In [None]:
import datetime as dt

from src.config import settings
from src.spark_lakehouse import get_spark_session

spark = get_spark_session("Repartition Example")

df = spark.read.json(settings.SPARK_CLUSTER_DATA_DIR + "sparkify_log_small.json")
df.printSchema()

## Explore & do some transformations and actions
See how Spark works, especially on the executor tab [of the Spark UI]. For example, write is an action, fill it in with your desired path and look at the executor tab


In [None]:
get_day = spark.udf.register(
    "get_day", lambda ts: dt.datetime.fromtimestamp(ts / 1000).day
)
df_day = df.withColumn("day", get_day(df.ts))
df_day.select("day").distinct().show()

In [None]:
df_day.write.partitionBy("day").csv(
    settings.SPARK_CLUSTER_DATA_DIR + "repartitioned_by_day", mode="overwrite"
)

## Repartition
Now, try doing repartition.

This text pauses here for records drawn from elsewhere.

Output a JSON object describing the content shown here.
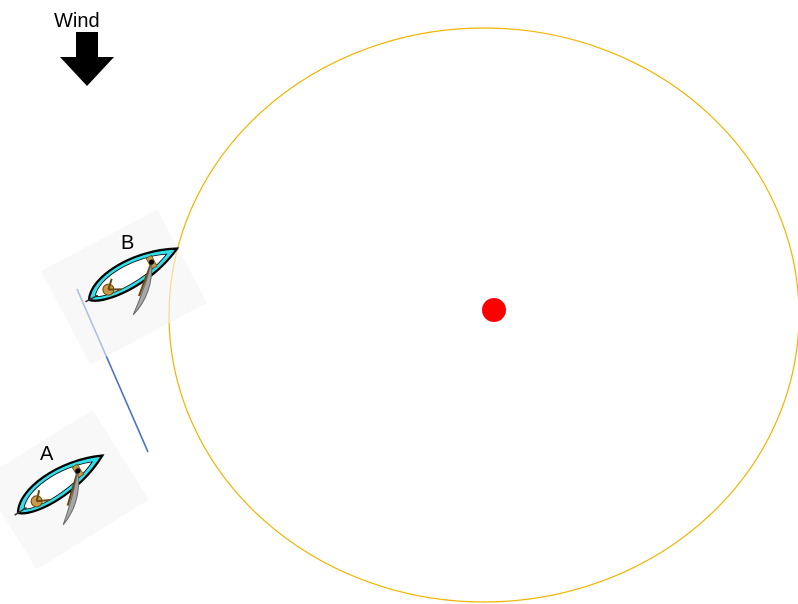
{
  "wind": {
    "label": "Wind",
    "icon": "arrow-down-icon",
    "color": "#000000"
  },
  "zone": {
    "circle_color": "#f0b400",
    "mark_color": "#ff0000"
  },
  "boats": [
    {
      "label": "A",
      "hull_color": "#33dde8",
      "sail_color": "#a8a8a8"
    },
    {
      "label": "B",
      "hull_color": "#33dde8",
      "sail_color": "#a8a8a8"
    }
  ],
  "overlap_line_color": "#4a72c4"
}
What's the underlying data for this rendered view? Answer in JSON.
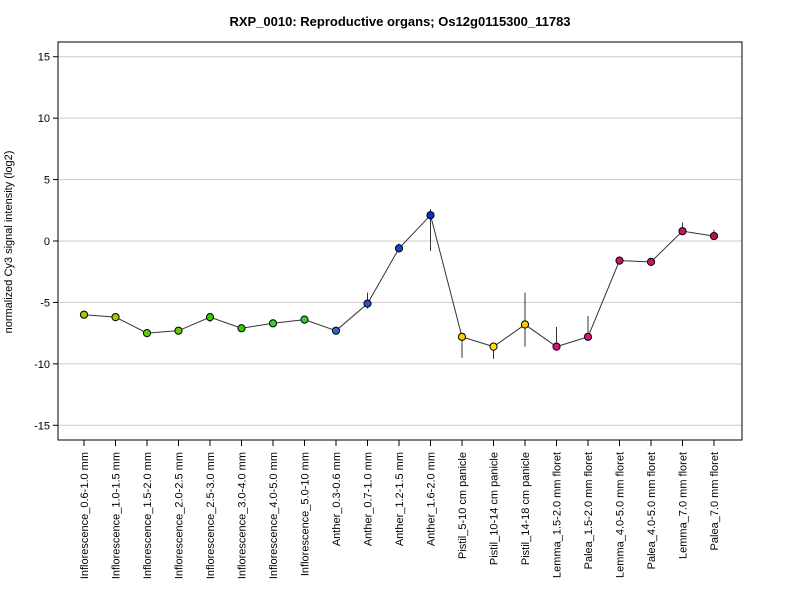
{
  "chart_data": {
    "type": "line",
    "title": "RXP_0010: Reproductive organs; Os12g0115300_11783",
    "xlabel": "",
    "ylabel": "normalized Cy3 signal intensity (log2)",
    "ylim": [
      -16.2,
      16.2
    ],
    "yticks": [
      -15,
      -10,
      -5,
      0,
      5,
      10,
      15
    ],
    "grid": true,
    "categories": [
      "Inflorescence_0.6-1.0 mm",
      "Inflorescence_1.0-1.5 mm",
      "Inflorescence_1.5-2.0 mm",
      "Inflorescence_2.0-2.5 mm",
      "Inflorescence_2.5-3.0 mm",
      "Inflorescence_3.0-4.0 mm",
      "Inflorescence_4.0-5.0 mm",
      "Inflorescence_5.0-10 mm",
      "Anther_0.3-0.6 mm",
      "Anther_0.7-1.0 mm",
      "Anther_1.2-1.5 mm",
      "Anther_1.6-2.0 mm",
      "Pistil_5-10 cm panicle",
      "Pistil_10-14 cm panicle",
      "Pistil_14-18 cm panicle",
      "Lemma_1.5-2.0 mm floret",
      "Palea_1.5-2.0 mm floret",
      "Lemma_4.0-5.0 mm floret",
      "Palea_4.0-5.0 mm floret",
      "Lemma_7.0 mm floret",
      "Palea_7.0 mm floret"
    ],
    "values": [
      -6.0,
      -6.2,
      -7.5,
      -7.3,
      -6.2,
      -7.1,
      -6.7,
      -6.4,
      -7.3,
      -5.1,
      -0.6,
      2.1,
      -7.8,
      -8.6,
      -6.8,
      -8.6,
      -7.8,
      -1.6,
      -1.7,
      0.8,
      0.4
    ],
    "err_low": [
      -6.0,
      -6.4,
      -7.6,
      -7.4,
      -6.6,
      -7.4,
      -6.8,
      -6.5,
      -7.4,
      -5.5,
      -0.9,
      -0.8,
      -9.5,
      -9.6,
      -8.6,
      -8.8,
      -8.0,
      -1.7,
      -1.8,
      0.6,
      0.2
    ],
    "err_high": [
      -5.9,
      -6.0,
      -7.4,
      -7.2,
      -5.9,
      -6.9,
      -6.6,
      -6.3,
      -7.2,
      -4.2,
      -0.2,
      2.6,
      -7.6,
      -8.3,
      -4.2,
      -7.0,
      -6.1,
      -1.5,
      -1.6,
      1.5,
      0.9
    ],
    "point_colors": [
      "#99cc00",
      "#99cc00",
      "#66cc00",
      "#66cc00",
      "#33cc00",
      "#33cc00",
      "#33cc33",
      "#33cc33",
      "#3366cc",
      "#2255cc",
      "#1144cc",
      "#0033cc",
      "#ffcc00",
      "#ffdd00",
      "#ffcc00",
      "#dd1177",
      "#dd1177",
      "#cc1166",
      "#cc1166",
      "#cc1166",
      "#bb1155"
    ],
    "line_color": "#333333"
  }
}
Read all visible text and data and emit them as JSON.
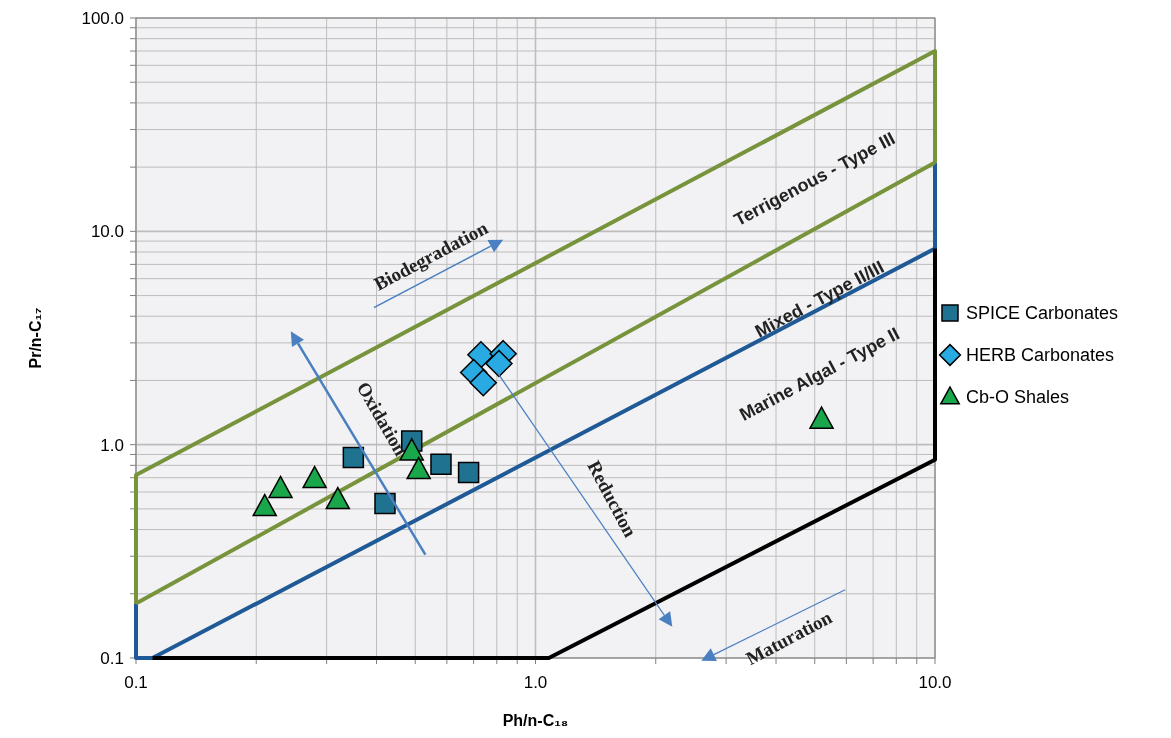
{
  "chart_data": {
    "type": "scatter",
    "xlabel": "Ph/n-C₁₈",
    "ylabel": "Pr/n-C₁₇",
    "log": "xy",
    "grid": true,
    "legend": "right",
    "xlim": [
      0.1,
      10
    ],
    "ylim": [
      0.1,
      100
    ],
    "xticks": [
      {
        "value": 0.1,
        "label": "0.1"
      },
      {
        "value": 1,
        "label": "1.0"
      },
      {
        "value": 10,
        "label": "10.0"
      }
    ],
    "yticks": [
      {
        "value": 0.1,
        "label": "0.1"
      },
      {
        "value": 1,
        "label": "1.0"
      },
      {
        "value": 10,
        "label": "10.0"
      },
      {
        "value": 100,
        "label": "100.0"
      }
    ],
    "series": [
      {
        "type": "line",
        "color": "#1f5a96",
        "x": [
          0.1,
          0.1,
          0.11,
          10,
          10
        ],
        "values": [
          0.18,
          0.1,
          0.1,
          8.3,
          21
        ]
      },
      {
        "type": "line",
        "color": "#000000",
        "x": [
          0.11,
          1.08,
          10,
          10
        ],
        "values": [
          0.1,
          0.1,
          0.85,
          8.3
        ]
      },
      {
        "type": "line",
        "color": "#77933c",
        "x": [
          0.1,
          0.1,
          10,
          10
        ],
        "values": [
          0.18,
          0.72,
          70,
          21
        ]
      },
      {
        "type": "line",
        "color": "#77933c",
        "x": [
          0.1,
          10
        ],
        "values": [
          0.18,
          21
        ]
      },
      {
        "name": "SPICE Carbonates",
        "color": "#1f7391",
        "marker": "square",
        "x": [
          0.35,
          0.49,
          0.58,
          0.42,
          0.68
        ],
        "values": [
          0.87,
          1.04,
          0.81,
          0.53,
          0.74
        ]
      },
      {
        "name": "HERB Carbonates",
        "color": "#29aae2",
        "marker": "diamond",
        "x": [
          0.73,
          0.83,
          0.81,
          0.7,
          0.74
        ],
        "values": [
          2.64,
          2.67,
          2.4,
          2.18,
          1.95
        ]
      },
      {
        "name": "Cb-O Shales",
        "color": "#1aa64a",
        "marker": "triangle",
        "x": [
          0.21,
          0.23,
          0.28,
          0.32,
          0.49,
          0.51,
          5.2
        ],
        "values": [
          0.51,
          0.62,
          0.69,
          0.55,
          0.93,
          0.76,
          1.31
        ]
      }
    ],
    "annotations": [
      "Terrigenous - Type III",
      "Mixed - Type II/III",
      "Marine Algal - Type II",
      "Biodegradation",
      "Oxidation",
      "Reduction",
      "Maturation"
    ]
  }
}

Write another path, and take a look at Executor tab. What changed?

**Answer**: Repartition changes the number of partitions that the data is divided into. This can affect how the data is distributed across the executors and can lead to changes in performance and resource utilization. When you repartition the data, Spark will shuffle the data across the cluster to create the specified number of partitions, which can lead to increased network I/O and CPU usage during the shuffle operation.

In this particular case, it appaers that partitioning by day creates more partitions (one for each day; 3 in total) than partitioning by the number of workers (2), so some workers have to handle multiple partitions.

In [None]:
df_day.repartition(2).write.csv(
    settings.SPARK_CLUSTER_DATA_DIR + "repartitioned_2_partitions", mode="overwrite"
)